In other news... *shakes her head* ...theunre, you've my wishes for better days... and I could really use a bit of conversation, among other things. I need someone to ground me and I've no real intention of asking anyone else. Too many complications around here already.
Seriously, I'm considering taking my pens, the Book, and a blade or two and just disappearing for a few days. I'm far too on-edge this morning, and I can't figure out entirely why, but it's really getting to me. Oh, wait, no, I know at least part of why, and it's not something I'll rant about in-depth here, other than to say that goddammit I did NOT sign up to get involved in anyone else's war, nor do I particularly WANT to, and for that matter I'm not thrilled about my quite WELL-warded-thank-you house being invaded by ANYTHING. You have troubles? Keep them out, send them to someone else, whatever the fuck it takes, just Do Not Bring Them Here Dammit.
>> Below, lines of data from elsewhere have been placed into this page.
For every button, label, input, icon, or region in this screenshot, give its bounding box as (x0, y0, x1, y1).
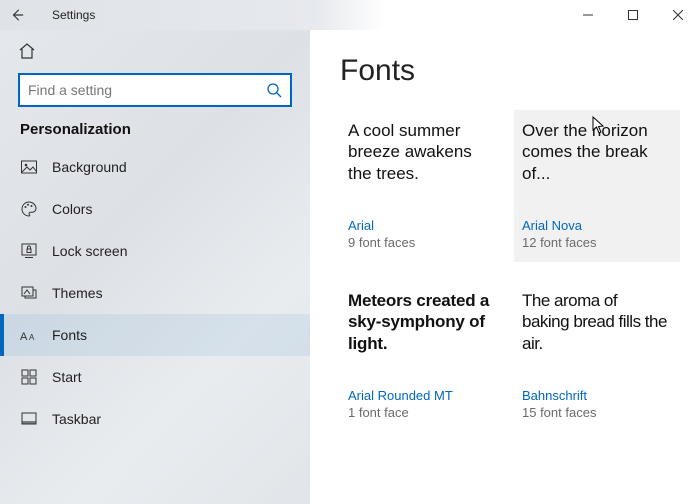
lock-screen-icon (20, 242, 38, 260)
sidebar-item-colors[interactable]: Colors (0, 188, 310, 230)
back-icon[interactable] (10, 8, 24, 22)
home-icon[interactable] (18, 42, 36, 60)
palette-icon (20, 200, 38, 218)
svg-text:A: A (20, 331, 28, 343)
cursor-icon (592, 116, 606, 134)
titlebar: Settings (0, 0, 700, 30)
sidebar-item-label: Background (52, 159, 127, 175)
font-sample: Meteors created a sky-symphony of light. (348, 290, 494, 378)
settings-window: Settings (0, 0, 700, 504)
sidebar-item-lock-screen[interactable]: Lock screen (0, 230, 310, 272)
search-box[interactable] (18, 73, 292, 107)
sidebar-item-taskbar[interactable]: Taskbar (0, 398, 310, 440)
nav-list: Background Colors Lock screen (0, 146, 310, 504)
maximize-button[interactable] (610, 0, 655, 30)
themes-icon (20, 284, 38, 302)
sidebar-item-label: Themes (52, 285, 103, 301)
font-name: Bahnschrift (522, 388, 668, 403)
font-name: Arial Nova (522, 218, 668, 233)
font-card-arial-rounded[interactable]: Meteors created a sky-symphony of light.… (340, 280, 506, 432)
image-icon (20, 158, 38, 176)
font-card-arial-nova[interactable]: Over the horizon comes the break of... A… (514, 110, 680, 262)
sidebar-item-themes[interactable]: Themes (0, 272, 310, 314)
font-faces: 15 font faces (522, 405, 668, 420)
font-grid: A cool summer breeze awakens the trees. … (340, 110, 680, 432)
font-faces: 9 font faces (348, 235, 494, 250)
sidebar-item-label: Colors (52, 201, 92, 217)
sidebar-item-start[interactable]: Start (0, 356, 310, 398)
minimize-button[interactable] (565, 0, 610, 30)
sidebar-item-background[interactable]: Background (0, 146, 310, 188)
page-title: Fonts (340, 54, 680, 88)
font-sample: The aroma of baking bread fills the air. (522, 290, 668, 378)
taskbar-icon (20, 410, 38, 428)
fonts-icon: AA (20, 326, 38, 344)
sidebar: Personalization Background Colors (0, 30, 310, 504)
sidebar-item-label: Fonts (52, 327, 87, 343)
sidebar-item-label: Lock screen (52, 243, 127, 259)
font-faces: 12 font faces (522, 235, 668, 250)
font-name: Arial (348, 218, 494, 233)
close-button[interactable] (655, 0, 700, 30)
section-header: Personalization (0, 121, 310, 146)
font-card-arial[interactable]: A cool summer breeze awakens the trees. … (340, 110, 506, 262)
font-faces: 1 font face (348, 405, 494, 420)
sidebar-item-fonts[interactable]: AA Fonts (0, 314, 310, 356)
font-name: Arial Rounded MT (348, 388, 494, 403)
content-area: Fonts A cool summer breeze awakens the t… (310, 30, 700, 504)
svg-text:A: A (29, 333, 35, 342)
font-sample: A cool summer breeze awakens the trees. (348, 120, 494, 208)
search-icon (266, 82, 282, 98)
sidebar-item-label: Taskbar (52, 411, 101, 427)
sidebar-item-label: Start (52, 369, 82, 385)
search-input[interactable] (28, 82, 266, 98)
start-icon (20, 368, 38, 386)
window-title: Settings (52, 8, 95, 22)
window-controls (565, 0, 700, 30)
font-card-bahnschrift[interactable]: The aroma of baking bread fills the air.… (514, 280, 680, 432)
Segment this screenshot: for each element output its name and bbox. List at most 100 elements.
And I can't even SAY that because gods know it's not like they have anywhere else to go, and it is my responsibility to take care of them to some degree and... just... ARGH. I want to scream. I want to seriously hurt someone. I want to throw things. I want to be back in yesterday, asleep.
I want to stop feeling so goddamned bitchy.
And hey, while I'm at it, I want a million dollars and a nice new van. *wry grin* If wishes were fishes.